I wrote a quick-and-dirty guide to The Hobbit: An Unexpected Journey for Rolling Stone. Between the source material, the adaptation process, the original Lord of the Rings trilogy, the new 48fps 3D technology, the expansion into a new trilogy, and just generally trying to make a good movie, there’s a ton of stuff going on when you watch this thing, and this piece was my attempt to make sense of it all for everyone before they hit the theater—what to watch for and pay attention to and ignore.
The movie is awesome, by the way. Lord of the Rings Season Two. Anyone who tells you otherwise hates joy. Does anybody remember laughter?
Tags: fantasy, movie reviews, movies, Peter Jackson, reviews, Rolling Stone, The Hobbit, The Hobbit: An Unexpected Journey
Yep. I loved the movie too. But why do people seem so down on it?
I don’t like to attribute bad faith to people, but I do think that there’s often an element of kill-yr-idols piling on when a formerly universally successful and beloved thing reveals a chink in the armor, and in this case the long delays of actually getting the movie made, the toyetic dwarf designs, splitting a tiny book into three giant movies, and the fancy and potentially alienating and hugely expensive 48fps 3D have everyone looking to take Jackson down a peg for hubris. That said, I expect that the 3D and 48fps is one of those things that really bothers some people but not others, like shakicam in Blair Witch/Cloverfield/the Bourne movies. And tonally it IS different than LotR. And it’s more for kids, which often alienates adult geeks. And it DOES have some pacing problems.
I still freaking loved every minute, though.
I saw the movie in a huge theatre with a small, seemingly humourless audience. My reaction to the FUN parts were a bit subdued by that, which meant my favourite parts of the movie were of the more sober/serious variety. I loved Gandalf’s confession to Galadriel at Rivendell, which I think played extra well because of the film’s (and McKellen’s) portrayal of him as this weary gunslinger, like you said. It felt like he was surrendering himself to her, with this desperate hope that his belief in the little man would not be revealed as some sort of naive folly.

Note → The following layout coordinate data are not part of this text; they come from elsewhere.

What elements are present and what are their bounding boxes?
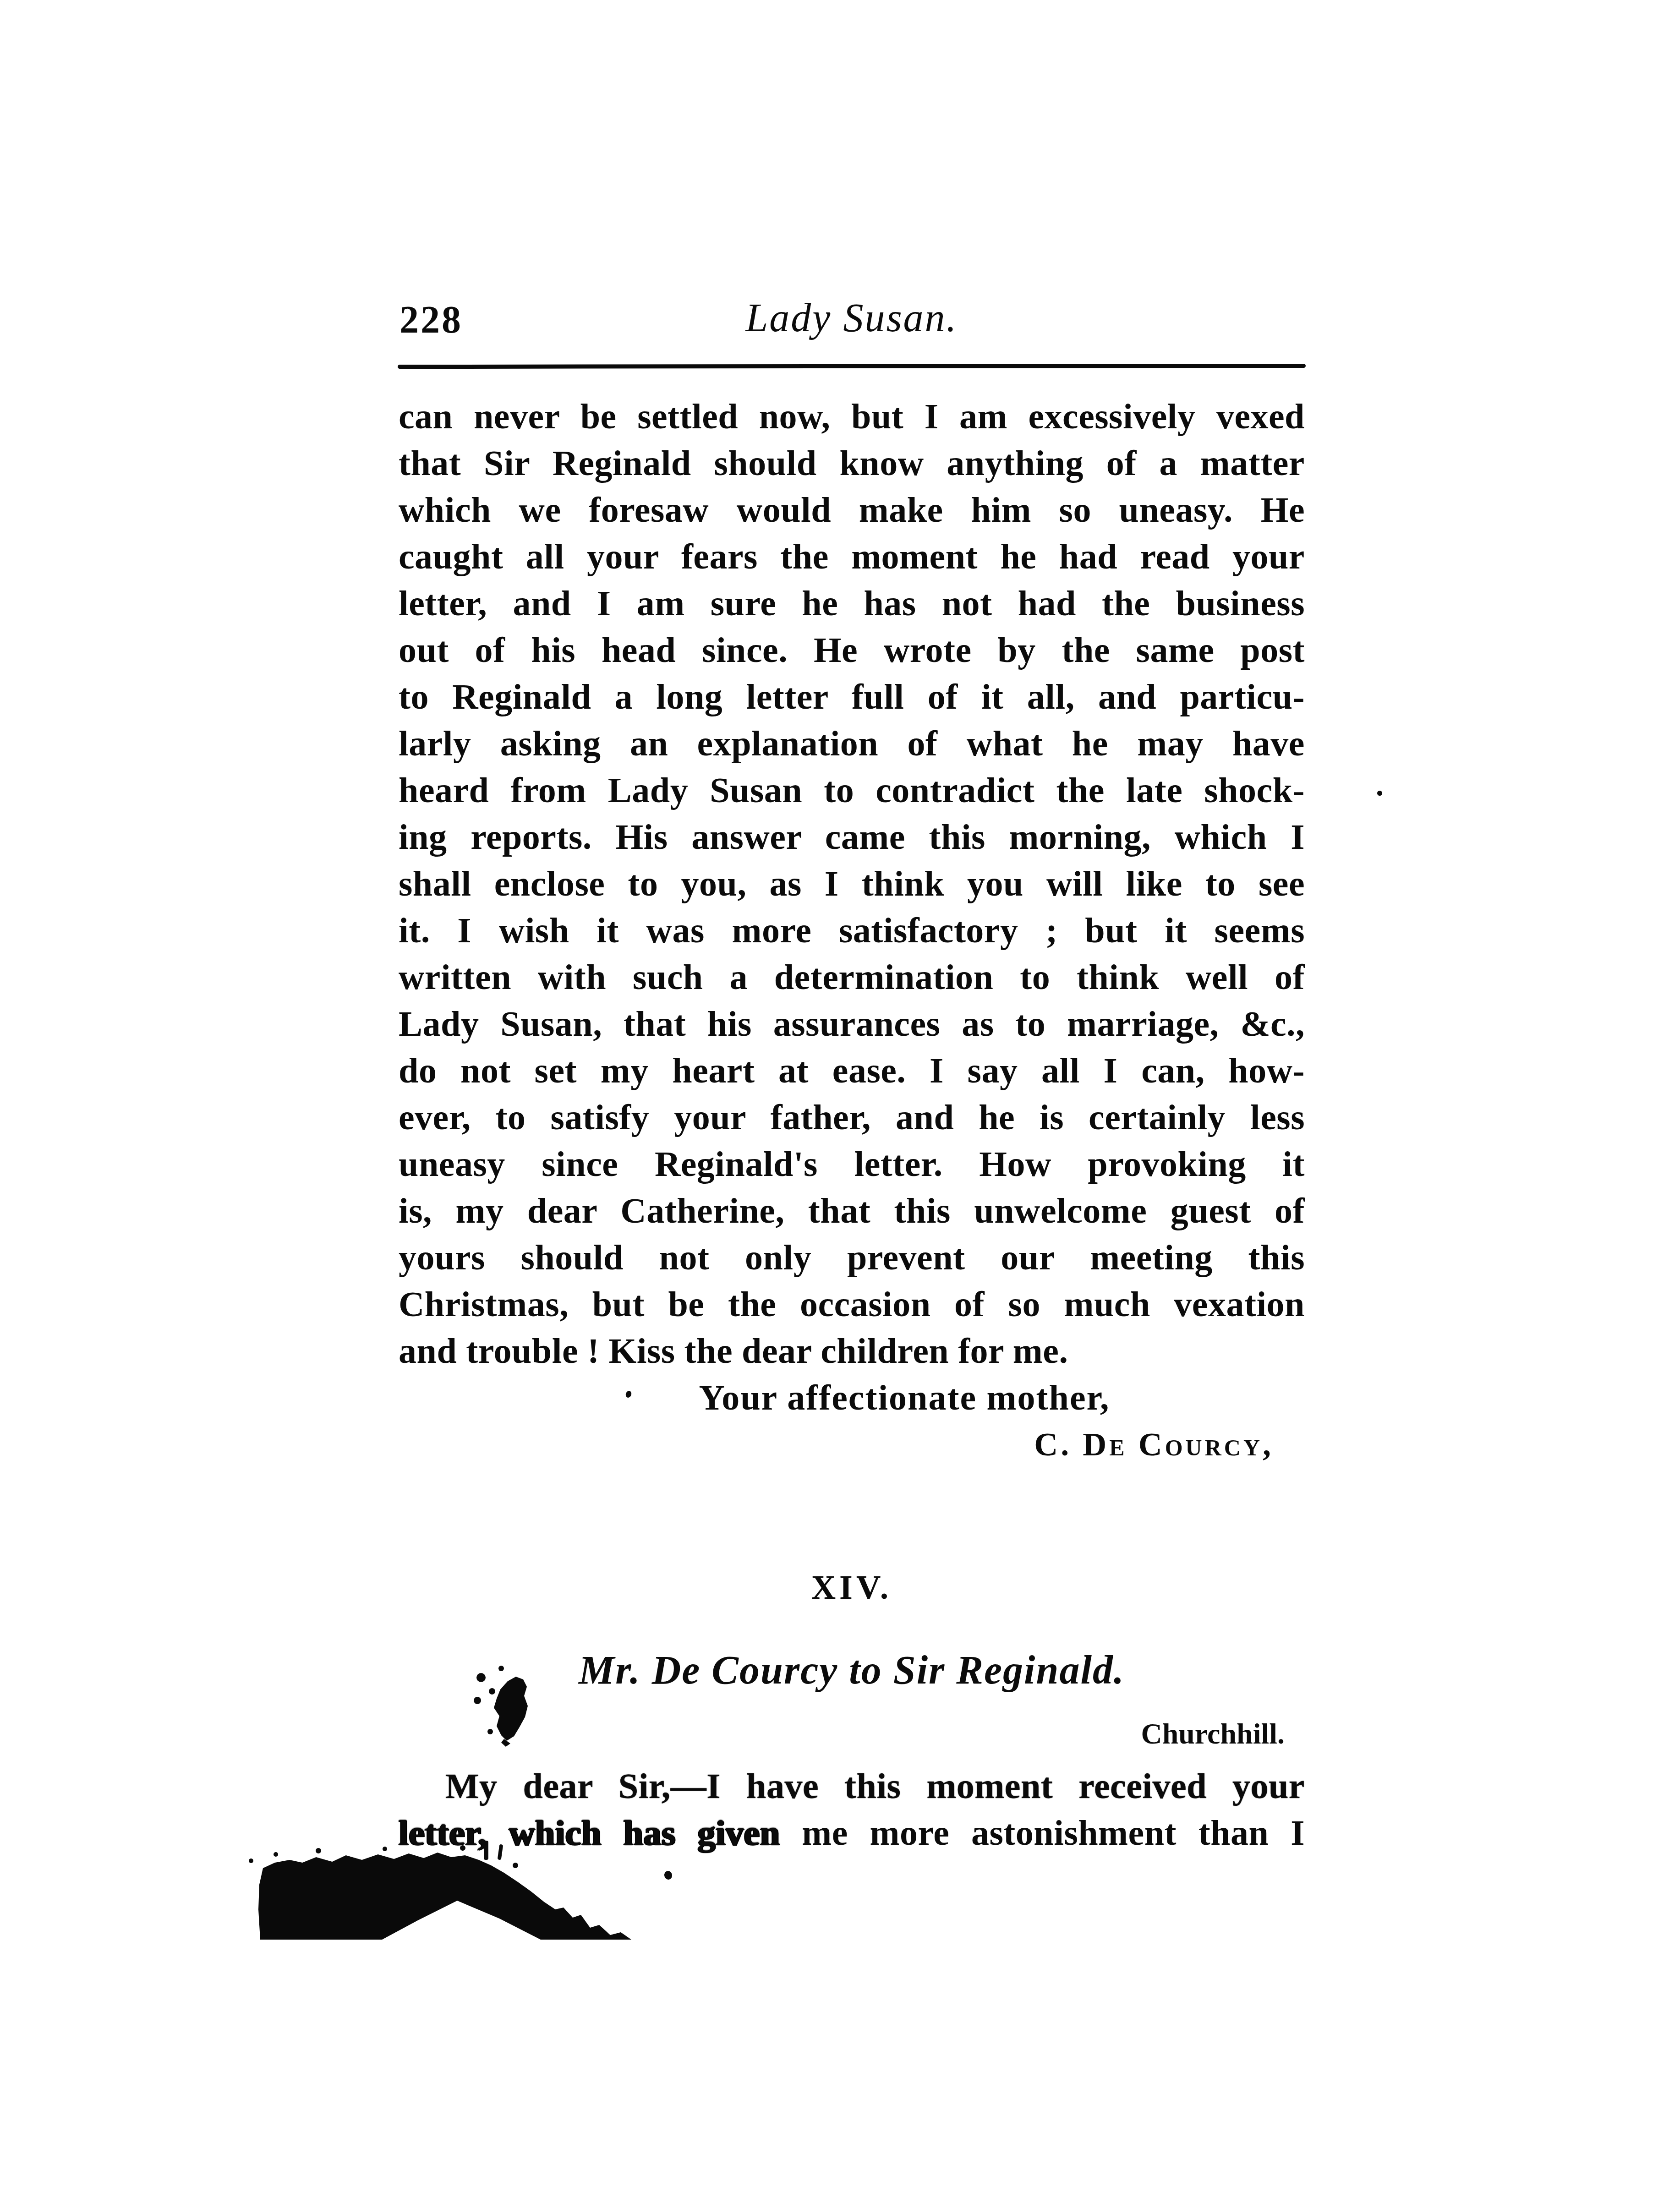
body-line: and trouble ! Kiss the dear children for… <box>399 1328 1305 1374</box>
body-line: larly asking an explanation of what he m… <box>399 720 1305 767</box>
body-line: out of his head since. He wrote by the s… <box>399 627 1305 673</box>
header-rule <box>398 364 1306 369</box>
body-line: ever, to satisfy your father, and he is … <box>399 1094 1305 1141</box>
body-line: it. I wish it was more satisfactory ; bu… <box>399 907 1305 954</box>
running-header-title: Lady Susan. <box>399 295 1305 341</box>
section-number: XIV. <box>399 1569 1305 1607</box>
body-line: shall enclose to you, as I think you wil… <box>399 860 1305 907</box>
body-line: yours should not only prevent our meetin… <box>399 1234 1305 1281</box>
body-line: ing reports. His answer came this mornin… <box>399 814 1305 860</box>
body-line: to Reginald a long letter full of it all… <box>399 673 1305 720</box>
body-line: uneasy since Reginald's letter. How prov… <box>399 1141 1305 1187</box>
right-margin-speck-icon <box>1377 791 1382 796</box>
letter-body: can never be settled now, but I am exces… <box>399 393 1305 1468</box>
valediction: Your affectionate mother, <box>399 1374 1305 1421</box>
body-line: written with such a determination to thi… <box>399 954 1305 1000</box>
body-line: which we foresaw would make him so uneas… <box>399 487 1305 533</box>
body-line: do not set my heart at ease. I say all I… <box>399 1047 1305 1094</box>
body-line: letter, and I am sure he has not had the… <box>399 580 1305 627</box>
body-line: heard from Lady Susan to contradict the … <box>399 767 1305 814</box>
scanned-book-page: 228 Lady Susan. can never be settled now… <box>0 0 1680 2203</box>
body-line: My dear Sir,—I have this moment received… <box>399 1763 1305 1809</box>
body-line: Lady Susan, that his assurances as to ma… <box>399 1000 1305 1047</box>
signature: C. De Courcy, <box>399 1421 1305 1468</box>
body-line: that Sir Reginald should know anything o… <box>399 440 1305 487</box>
body-line: caught all your fears the moment he had … <box>399 533 1305 580</box>
small-ink-blot-icon <box>472 1663 536 1748</box>
ink-dot-icon <box>663 1870 673 1880</box>
body-line: is, my dear Catherine, that this unwelco… <box>399 1187 1305 1234</box>
body-line: can never be settled now, but I am exces… <box>399 393 1305 440</box>
body-line-rest: me more astonishment than I <box>780 1813 1305 1853</box>
large-ink-blot-icon <box>247 1841 660 1946</box>
body-line: Christmas, but be the occasion of so muc… <box>399 1281 1305 1328</box>
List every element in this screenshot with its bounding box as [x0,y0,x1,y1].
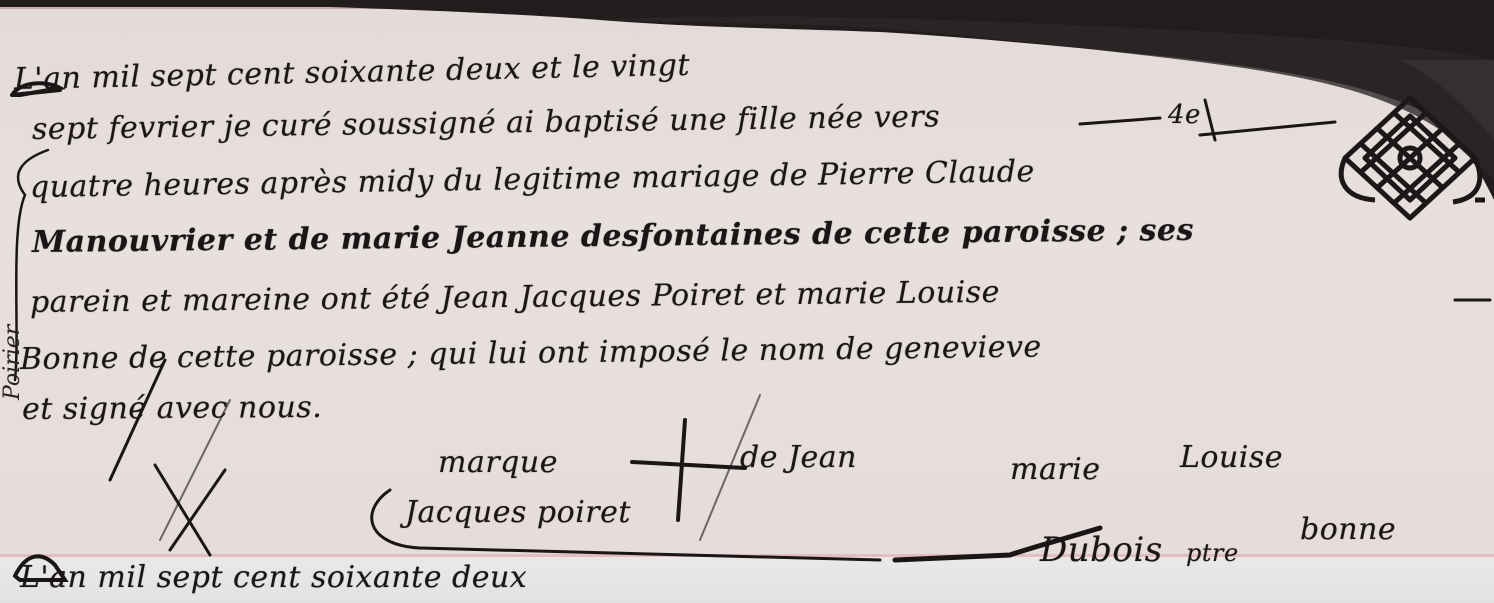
signature-jacques-poiret: Jacques poiret [405,495,631,530]
signature-dubois: Dubois ptre [1040,530,1239,570]
document-page: Poirier L'an mil sept cent soixante deux… [0,0,1494,603]
tint-divider-bottom [0,554,1494,557]
signature-dubois-title: ptre [1186,539,1239,567]
signature-dubois-name: Dubois [1040,530,1163,570]
insertion-mark: 4e [1168,100,1201,130]
tint-divider-top [0,7,1494,9]
signature-louise: Louise [1180,440,1283,475]
scan-top-border [0,0,1494,7]
next-entry-start: L'an mil sept cent soixante deux [20,560,527,595]
signature-marie: marie [1010,452,1101,487]
signature-bonne: bonne [1300,512,1396,547]
signature-mark-of: de Jean [740,440,857,475]
knotwork-ornament-icon [1335,80,1485,230]
text-line-7: et signé avec nous. [22,390,322,427]
signature-mark-label: marque [438,445,558,480]
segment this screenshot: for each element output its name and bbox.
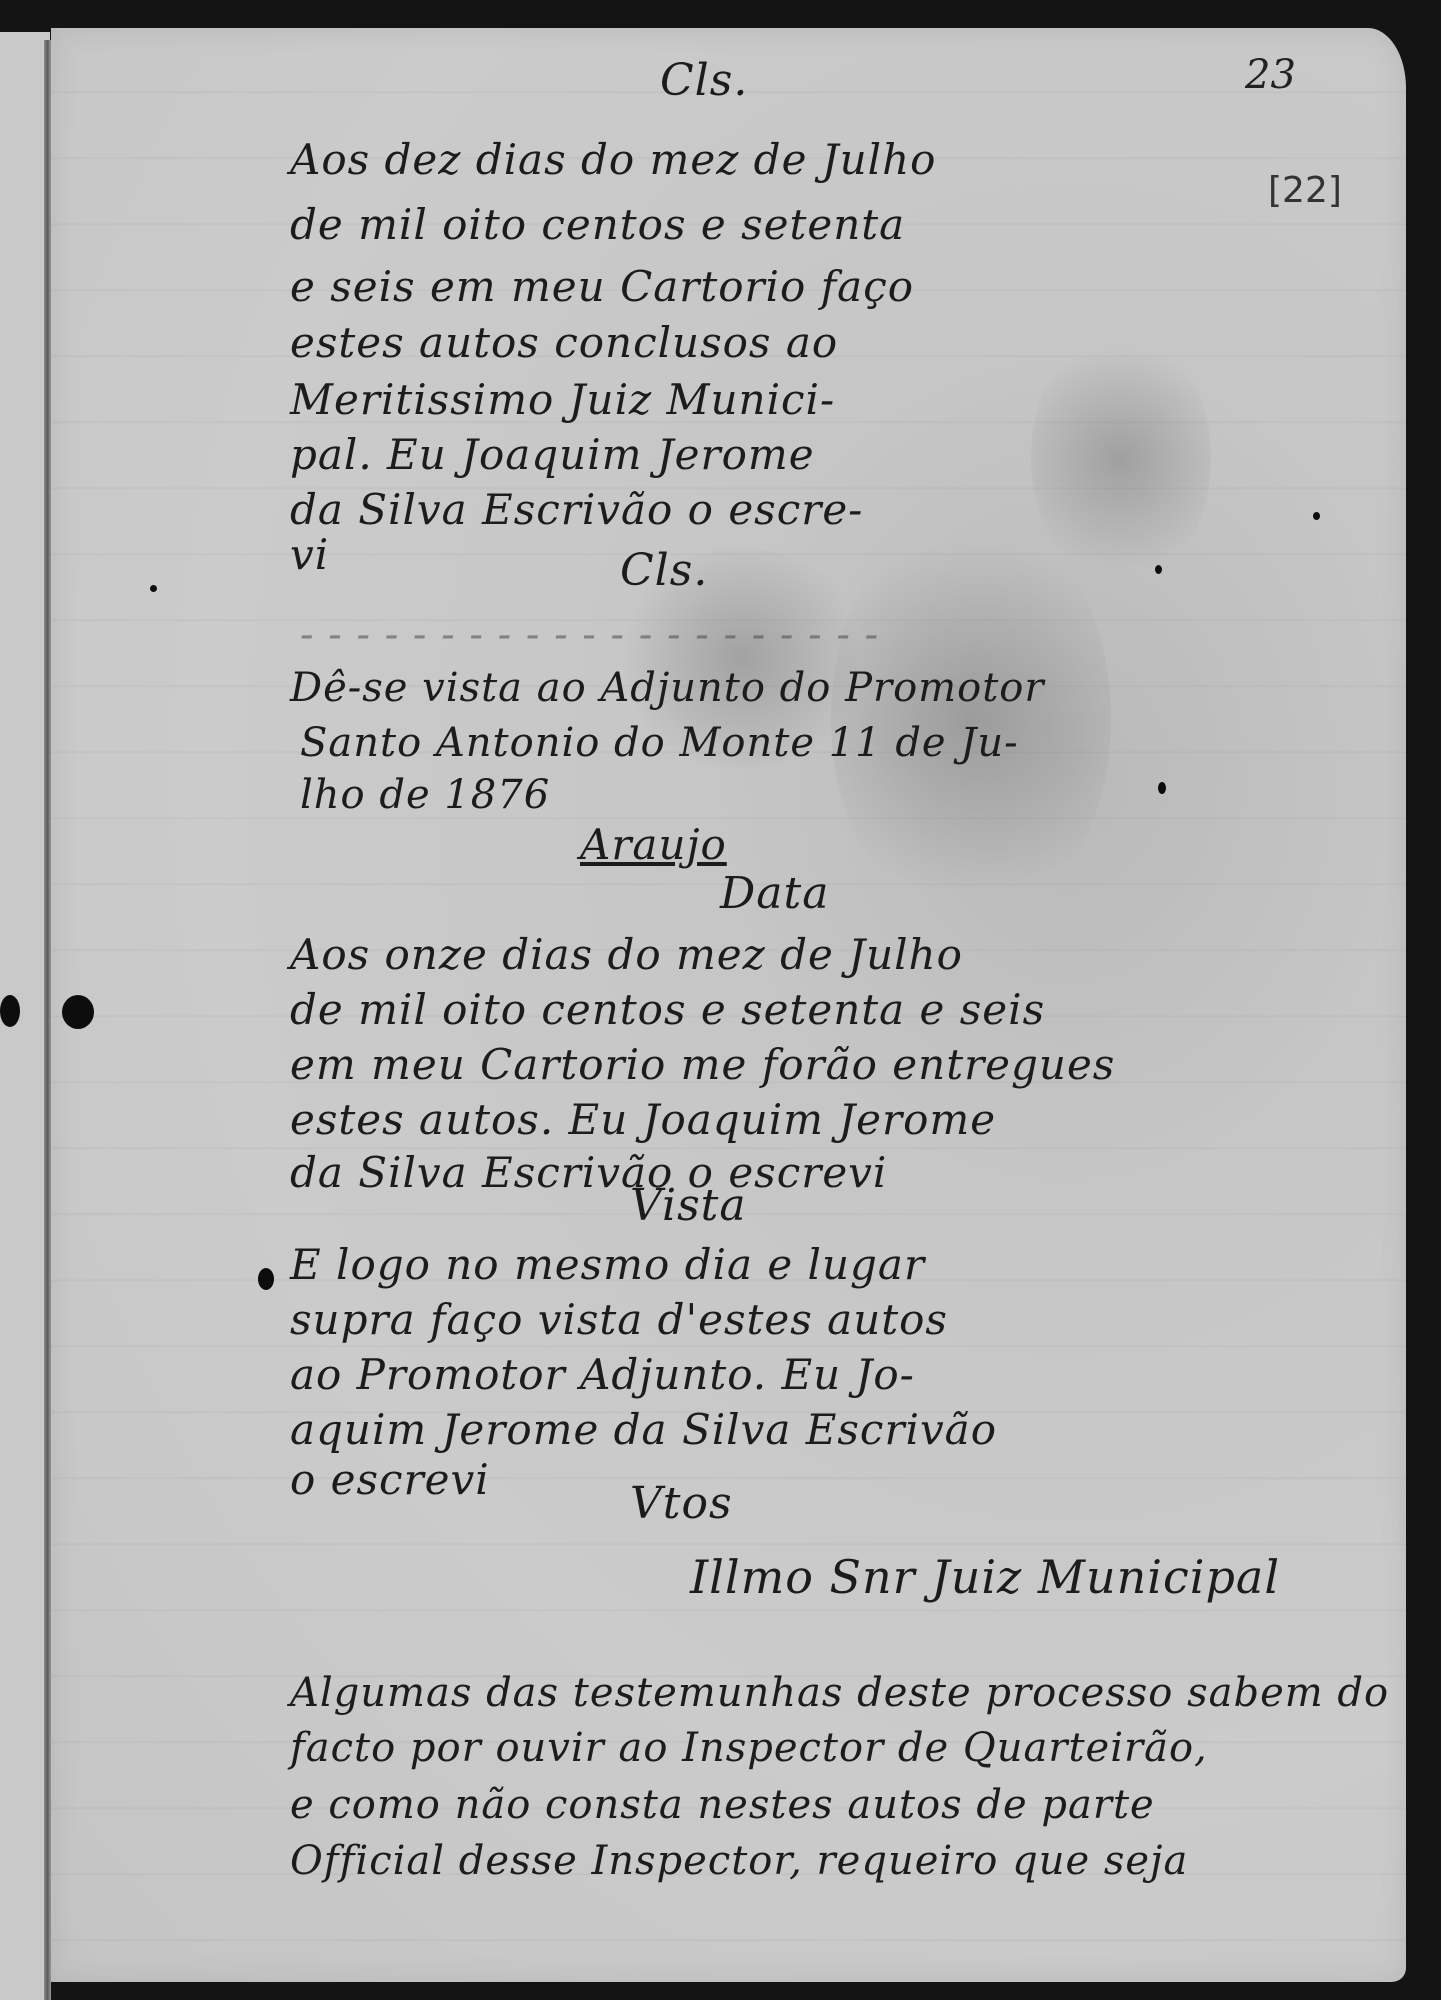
ink-blot (0, 995, 20, 1027)
section-heading-vista: Vista (630, 1180, 747, 1231)
text-line: Meritissimo Juiz Munici- (290, 375, 835, 424)
salutation: Illmo Snr Juiz Municipal (690, 1550, 1280, 1604)
petition-line: Official desse Inspector, requeiro que s… (290, 1838, 1188, 1884)
petition-line: Algumas das testemunhas deste processo s… (290, 1670, 1389, 1716)
petition-line: e como não consta nestes autos de parte (290, 1782, 1155, 1828)
text-line: da Silva Escrivão o escrevi (290, 1148, 887, 1197)
ink-dot (1158, 782, 1166, 794)
signature: Araujo (580, 820, 727, 869)
text-line: o escrevi (290, 1455, 490, 1504)
folio-number: 23 (1245, 52, 1296, 98)
text-line: estes autos. Eu Joaquim Jerome (290, 1095, 996, 1144)
ink-blot (62, 995, 94, 1029)
ink-dot (1313, 512, 1320, 520)
text-line: vi (290, 530, 329, 579)
ink-stain (831, 508, 1111, 928)
text-line: de mil oito centos e setenta e seis (290, 985, 1045, 1034)
ink-stain (1031, 328, 1211, 588)
binding-gutter (44, 40, 51, 2000)
text-line: e seis em meu Cartorio faço (290, 262, 914, 311)
section-heading-conclusos-2: Cls. (620, 545, 708, 596)
text-line: aquim Jerome da Silva Escrivão (290, 1405, 997, 1454)
section-heading-vtos: Vtos (630, 1478, 733, 1529)
archive-number: [22] (1268, 170, 1342, 211)
text-line: da Silva Escrivão o escre- (290, 485, 863, 534)
section-heading-conclusos: Cls. (660, 55, 748, 106)
section-heading-data: Data (720, 868, 829, 919)
despacho-line: lho de 1876 (300, 772, 550, 818)
text-line: estes autos conclusos ao (290, 318, 838, 367)
text-line: E logo no mesmo dia e lugar (290, 1240, 925, 1289)
text-line: em meu Cartorio me forão entregues (290, 1040, 1115, 1089)
ink-blot (258, 1268, 274, 1290)
despacho-line: Santo Antonio do Monte 11 de Ju- (300, 720, 1019, 766)
ink-dot (150, 585, 157, 592)
text-line: de mil oito centos e setenta (290, 200, 905, 249)
text-line: Aos onze dias do mez de Julho (290, 930, 963, 979)
ink-dot (1155, 565, 1162, 574)
despacho-line: Dê-se vista ao Adjunto do Promotor (290, 665, 1044, 711)
text-line: supra faço vista d'estes autos (290, 1295, 948, 1344)
petition-line: facto por ouvir ao Inspector de Quarteir… (290, 1725, 1208, 1771)
bleedthrough-line: - - - - - - - - - - - - - - - - - - - - … (300, 612, 879, 658)
text-line: ao Promotor Adjunto. Eu Jo- (290, 1350, 915, 1399)
text-line: pal. Eu Joaquim Jerome (290, 430, 815, 479)
text-line: Aos dez dias do mez de Julho (290, 135, 936, 184)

My other favourite part was the choice to focus on Thorin as this tragi-romantic hero figure. I can’t say I remember him that way from the book, but Richard Armitage sold the whole fate-of-his-people-on-his-shoulders thing just as well as Viggo Mortensen did. Movie-Aragorn had a lot more going on than movie-Thorin, but Thorin/Armitage is being asked to carry a lot of the emotional heft of the film, and succeeds admirably.